Charts-Is-Us

Do's and Don'ts for best results

We would like for you to know some of the things to try to avoid when preparing materials for making a chart. A scanner does not see a picture in the same way that your eye will see it. Your eye can see the entire picture all at once and, therefore, many details can escape your attention. The scanner, on the other hand, can see only a very small dot portion of the picture at any instant, the size of the dot being no larger than one seventy second of an inch square and can be as small as several hundreths of an inch square. Certain kinds of pictures do not give good results when scanned. These include pictures from newspapers, which are made up of small dots which are usually larger than the dot area seen by the scanner at any instant, and another kind of picture which is becoming very popular as a result of modern technology, is a picture printed by using an Ink Jet printer connected to your computer. Ink Jet printers commonly use a technique called "dithering" to fool the eye into thinking that there is more detail and color in the picture than there really is. Dithering results in very fine web-like lines being drawn using various colors in place of solid ink fill. If you examine an Ink Jet picture closely, you can see the dithering lines but when you view the picture at arms length or farther, the lines usually appear to be solid background.

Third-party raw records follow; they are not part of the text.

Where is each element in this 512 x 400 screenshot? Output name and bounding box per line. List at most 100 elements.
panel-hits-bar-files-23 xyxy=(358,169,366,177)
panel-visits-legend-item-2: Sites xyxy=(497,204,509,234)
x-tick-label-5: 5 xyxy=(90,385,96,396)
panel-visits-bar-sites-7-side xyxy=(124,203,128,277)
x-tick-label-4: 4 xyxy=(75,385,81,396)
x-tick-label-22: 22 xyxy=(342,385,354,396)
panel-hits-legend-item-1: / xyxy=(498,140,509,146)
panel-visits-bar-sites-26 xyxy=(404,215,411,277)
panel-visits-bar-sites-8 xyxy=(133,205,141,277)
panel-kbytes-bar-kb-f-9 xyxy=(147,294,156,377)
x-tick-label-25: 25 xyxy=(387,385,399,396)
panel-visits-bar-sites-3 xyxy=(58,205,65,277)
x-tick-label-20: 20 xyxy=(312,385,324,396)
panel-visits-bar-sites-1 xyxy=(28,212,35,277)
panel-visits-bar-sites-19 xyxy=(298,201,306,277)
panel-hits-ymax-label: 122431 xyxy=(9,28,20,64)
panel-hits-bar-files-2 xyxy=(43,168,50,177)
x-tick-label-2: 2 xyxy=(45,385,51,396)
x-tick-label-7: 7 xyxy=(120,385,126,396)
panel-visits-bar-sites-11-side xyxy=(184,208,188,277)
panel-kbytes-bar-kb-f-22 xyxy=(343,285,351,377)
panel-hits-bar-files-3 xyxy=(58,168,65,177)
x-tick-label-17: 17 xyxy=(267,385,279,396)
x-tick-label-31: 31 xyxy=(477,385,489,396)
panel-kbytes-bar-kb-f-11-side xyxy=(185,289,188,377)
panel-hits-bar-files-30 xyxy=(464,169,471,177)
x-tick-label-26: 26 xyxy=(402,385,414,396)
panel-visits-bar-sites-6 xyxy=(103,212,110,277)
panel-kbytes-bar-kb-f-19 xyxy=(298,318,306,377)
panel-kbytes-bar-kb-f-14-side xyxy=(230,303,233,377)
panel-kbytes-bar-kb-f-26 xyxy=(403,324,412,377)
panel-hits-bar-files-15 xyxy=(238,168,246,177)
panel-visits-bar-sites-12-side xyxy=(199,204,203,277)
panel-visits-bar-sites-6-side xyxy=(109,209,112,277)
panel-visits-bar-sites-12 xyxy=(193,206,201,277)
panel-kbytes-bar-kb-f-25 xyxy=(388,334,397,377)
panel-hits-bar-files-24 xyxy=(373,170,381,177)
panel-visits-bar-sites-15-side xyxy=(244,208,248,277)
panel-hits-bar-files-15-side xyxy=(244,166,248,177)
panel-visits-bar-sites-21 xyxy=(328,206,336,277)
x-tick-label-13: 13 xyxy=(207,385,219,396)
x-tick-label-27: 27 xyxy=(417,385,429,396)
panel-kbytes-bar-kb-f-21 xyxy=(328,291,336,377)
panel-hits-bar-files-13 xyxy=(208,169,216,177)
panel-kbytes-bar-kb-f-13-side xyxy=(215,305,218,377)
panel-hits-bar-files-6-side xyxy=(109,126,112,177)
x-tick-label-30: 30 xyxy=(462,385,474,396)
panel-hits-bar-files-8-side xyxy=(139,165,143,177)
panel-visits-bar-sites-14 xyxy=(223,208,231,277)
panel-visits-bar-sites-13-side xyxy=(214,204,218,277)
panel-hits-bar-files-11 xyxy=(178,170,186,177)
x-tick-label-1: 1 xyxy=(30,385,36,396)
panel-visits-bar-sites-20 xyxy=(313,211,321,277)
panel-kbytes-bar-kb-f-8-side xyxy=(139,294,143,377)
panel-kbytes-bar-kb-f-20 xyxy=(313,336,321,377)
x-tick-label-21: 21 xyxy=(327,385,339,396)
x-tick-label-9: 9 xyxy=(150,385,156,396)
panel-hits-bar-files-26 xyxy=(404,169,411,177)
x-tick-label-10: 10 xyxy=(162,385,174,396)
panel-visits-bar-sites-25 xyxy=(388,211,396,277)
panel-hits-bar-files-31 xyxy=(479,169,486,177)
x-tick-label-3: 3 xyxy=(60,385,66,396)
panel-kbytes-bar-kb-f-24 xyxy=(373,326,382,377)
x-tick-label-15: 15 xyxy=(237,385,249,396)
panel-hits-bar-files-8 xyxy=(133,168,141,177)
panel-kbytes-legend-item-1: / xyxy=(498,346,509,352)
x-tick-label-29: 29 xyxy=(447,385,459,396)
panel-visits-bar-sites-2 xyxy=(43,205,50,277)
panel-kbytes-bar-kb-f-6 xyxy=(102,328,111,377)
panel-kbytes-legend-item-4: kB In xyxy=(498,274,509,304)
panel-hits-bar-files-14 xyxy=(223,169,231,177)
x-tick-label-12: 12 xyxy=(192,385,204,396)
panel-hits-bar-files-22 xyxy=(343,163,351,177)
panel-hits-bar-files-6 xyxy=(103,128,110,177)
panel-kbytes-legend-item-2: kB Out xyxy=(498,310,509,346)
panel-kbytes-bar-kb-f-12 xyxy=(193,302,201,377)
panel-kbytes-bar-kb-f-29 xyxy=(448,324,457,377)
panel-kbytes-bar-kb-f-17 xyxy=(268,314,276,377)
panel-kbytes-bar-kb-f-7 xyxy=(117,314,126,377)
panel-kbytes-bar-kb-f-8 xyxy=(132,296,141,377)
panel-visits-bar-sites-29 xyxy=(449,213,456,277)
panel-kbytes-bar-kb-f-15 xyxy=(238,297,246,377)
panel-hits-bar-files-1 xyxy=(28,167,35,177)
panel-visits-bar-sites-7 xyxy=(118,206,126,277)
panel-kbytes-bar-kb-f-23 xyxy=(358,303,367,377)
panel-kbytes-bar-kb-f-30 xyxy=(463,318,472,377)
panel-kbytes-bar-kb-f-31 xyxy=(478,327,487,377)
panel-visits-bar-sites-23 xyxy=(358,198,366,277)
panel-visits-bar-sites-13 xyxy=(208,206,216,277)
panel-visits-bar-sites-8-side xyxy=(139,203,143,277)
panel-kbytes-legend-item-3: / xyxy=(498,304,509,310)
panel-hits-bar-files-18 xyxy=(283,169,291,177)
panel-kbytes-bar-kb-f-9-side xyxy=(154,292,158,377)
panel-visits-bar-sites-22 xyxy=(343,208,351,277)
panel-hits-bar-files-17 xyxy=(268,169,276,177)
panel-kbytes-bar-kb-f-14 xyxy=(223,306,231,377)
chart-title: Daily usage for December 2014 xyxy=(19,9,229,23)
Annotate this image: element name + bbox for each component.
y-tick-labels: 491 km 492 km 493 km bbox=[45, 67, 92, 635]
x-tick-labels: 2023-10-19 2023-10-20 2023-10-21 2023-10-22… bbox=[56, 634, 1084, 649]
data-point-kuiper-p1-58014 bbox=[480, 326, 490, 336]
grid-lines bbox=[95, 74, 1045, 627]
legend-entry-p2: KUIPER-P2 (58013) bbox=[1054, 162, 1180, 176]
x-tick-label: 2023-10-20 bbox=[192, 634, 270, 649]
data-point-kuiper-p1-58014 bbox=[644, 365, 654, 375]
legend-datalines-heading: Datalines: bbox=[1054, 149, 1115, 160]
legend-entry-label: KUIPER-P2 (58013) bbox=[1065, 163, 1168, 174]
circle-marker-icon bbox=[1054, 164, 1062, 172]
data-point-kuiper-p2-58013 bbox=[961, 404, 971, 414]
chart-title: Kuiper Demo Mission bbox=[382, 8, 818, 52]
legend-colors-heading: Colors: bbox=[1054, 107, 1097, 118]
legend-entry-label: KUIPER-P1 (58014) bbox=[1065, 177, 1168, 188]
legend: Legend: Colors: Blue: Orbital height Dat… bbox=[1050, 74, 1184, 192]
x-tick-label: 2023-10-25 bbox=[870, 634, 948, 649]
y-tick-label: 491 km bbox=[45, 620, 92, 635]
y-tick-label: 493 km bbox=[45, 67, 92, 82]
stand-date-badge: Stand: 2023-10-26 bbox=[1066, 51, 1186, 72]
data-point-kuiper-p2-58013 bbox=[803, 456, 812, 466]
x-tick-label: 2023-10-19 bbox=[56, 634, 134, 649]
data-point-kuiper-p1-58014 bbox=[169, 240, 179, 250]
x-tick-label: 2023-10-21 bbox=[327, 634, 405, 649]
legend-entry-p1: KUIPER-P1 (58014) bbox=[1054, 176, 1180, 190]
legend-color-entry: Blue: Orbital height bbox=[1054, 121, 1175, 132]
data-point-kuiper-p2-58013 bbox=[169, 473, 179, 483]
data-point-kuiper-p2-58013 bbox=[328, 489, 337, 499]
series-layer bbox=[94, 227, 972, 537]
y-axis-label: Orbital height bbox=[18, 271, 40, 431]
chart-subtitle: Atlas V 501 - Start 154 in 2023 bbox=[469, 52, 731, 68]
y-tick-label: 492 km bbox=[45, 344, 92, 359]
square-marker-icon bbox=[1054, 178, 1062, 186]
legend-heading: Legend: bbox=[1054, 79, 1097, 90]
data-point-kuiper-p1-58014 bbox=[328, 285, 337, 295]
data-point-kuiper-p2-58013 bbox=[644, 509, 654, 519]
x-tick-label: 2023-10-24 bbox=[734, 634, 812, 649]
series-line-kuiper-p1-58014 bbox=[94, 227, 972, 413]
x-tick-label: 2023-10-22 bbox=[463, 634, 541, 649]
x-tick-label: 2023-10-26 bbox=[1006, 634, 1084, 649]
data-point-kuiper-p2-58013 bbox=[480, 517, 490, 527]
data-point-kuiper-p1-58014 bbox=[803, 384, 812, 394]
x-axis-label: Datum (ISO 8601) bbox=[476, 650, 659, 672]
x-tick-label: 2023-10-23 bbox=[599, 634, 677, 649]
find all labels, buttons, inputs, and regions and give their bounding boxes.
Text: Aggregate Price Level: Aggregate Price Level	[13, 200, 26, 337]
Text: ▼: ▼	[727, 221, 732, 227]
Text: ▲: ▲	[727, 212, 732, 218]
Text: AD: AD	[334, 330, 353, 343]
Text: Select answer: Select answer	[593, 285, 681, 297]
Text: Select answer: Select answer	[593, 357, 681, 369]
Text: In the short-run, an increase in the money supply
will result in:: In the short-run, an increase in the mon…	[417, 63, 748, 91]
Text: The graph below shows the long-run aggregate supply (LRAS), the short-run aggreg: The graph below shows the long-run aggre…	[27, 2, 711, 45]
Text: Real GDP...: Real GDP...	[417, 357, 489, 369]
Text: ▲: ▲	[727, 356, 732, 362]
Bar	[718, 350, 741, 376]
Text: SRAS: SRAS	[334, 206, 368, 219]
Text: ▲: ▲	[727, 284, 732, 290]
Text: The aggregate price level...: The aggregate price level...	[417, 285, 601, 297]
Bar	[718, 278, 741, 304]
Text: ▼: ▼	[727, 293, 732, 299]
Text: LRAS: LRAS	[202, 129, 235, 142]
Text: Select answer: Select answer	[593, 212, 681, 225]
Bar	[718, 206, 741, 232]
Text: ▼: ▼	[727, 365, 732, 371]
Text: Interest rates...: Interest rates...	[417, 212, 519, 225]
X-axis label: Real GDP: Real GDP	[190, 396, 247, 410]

Because the area seen by the sanner at any time is so small, it can see between some lines either totally, or might see the edges of two adjacent lines. If the adjacent lines are not of the same color, the color of the dot seen by the computer might be influenced by both colors. Such dots, when converted to stitches in a cross-stitch picture can show up as speckles of a color that was not really there in the original picture. And any speckles that show up in the cross-stitch result will be the size of at least one stitch. It can be very upsetting to see your favorite picture containing these speckles. About the only way to avoid these speckles is to avoid using pictures that are dithered. Glossy sharp photographs or magazine pictures printed on glossy paper work very well. If, for example, you wished to have a chart made from a picture taken from a postage stamp, it would be best just to send us the stamp rather than to try to create an enlarged copy printed by ink jet, because we can adjust our sanning dot to be so small that we can make the result appear that it was made from a normal size photograph - and there won't be any speckles caused by dithering. And we WILL return the stamp to you. Greeting cards usually work well also.

Another matter that should be mentioned has to to with the desired size of the finished work in terms of stitch count. If a picture contains a lot of detail, the finished chart should contain quite a few stitches in width and height because detail requires significant numbers of stitches. If you look at some of the samples which we show, you will notice that they contain a fair amount of detail, and that they are fairly large in terms of stitch dimensions, the majority being more than 200 stitches wide.

If we receive an order for which we feel that our customer might not be satisfied with some aspect of the finished result, for example if we feel that the customer might not be satisfied with the amount of detail obtainable when we make the chart according to the customers specifications, we can temporarily create a private web page to contain the result and then e-mail the customer instructions on how to view the page so that the customer can give us the OK to complete the chart or the customer can modify, or even cancel the order, if the customer feels that satisfaction cannot be obtained.
We want your business but we want YOU to be satisfied with the results.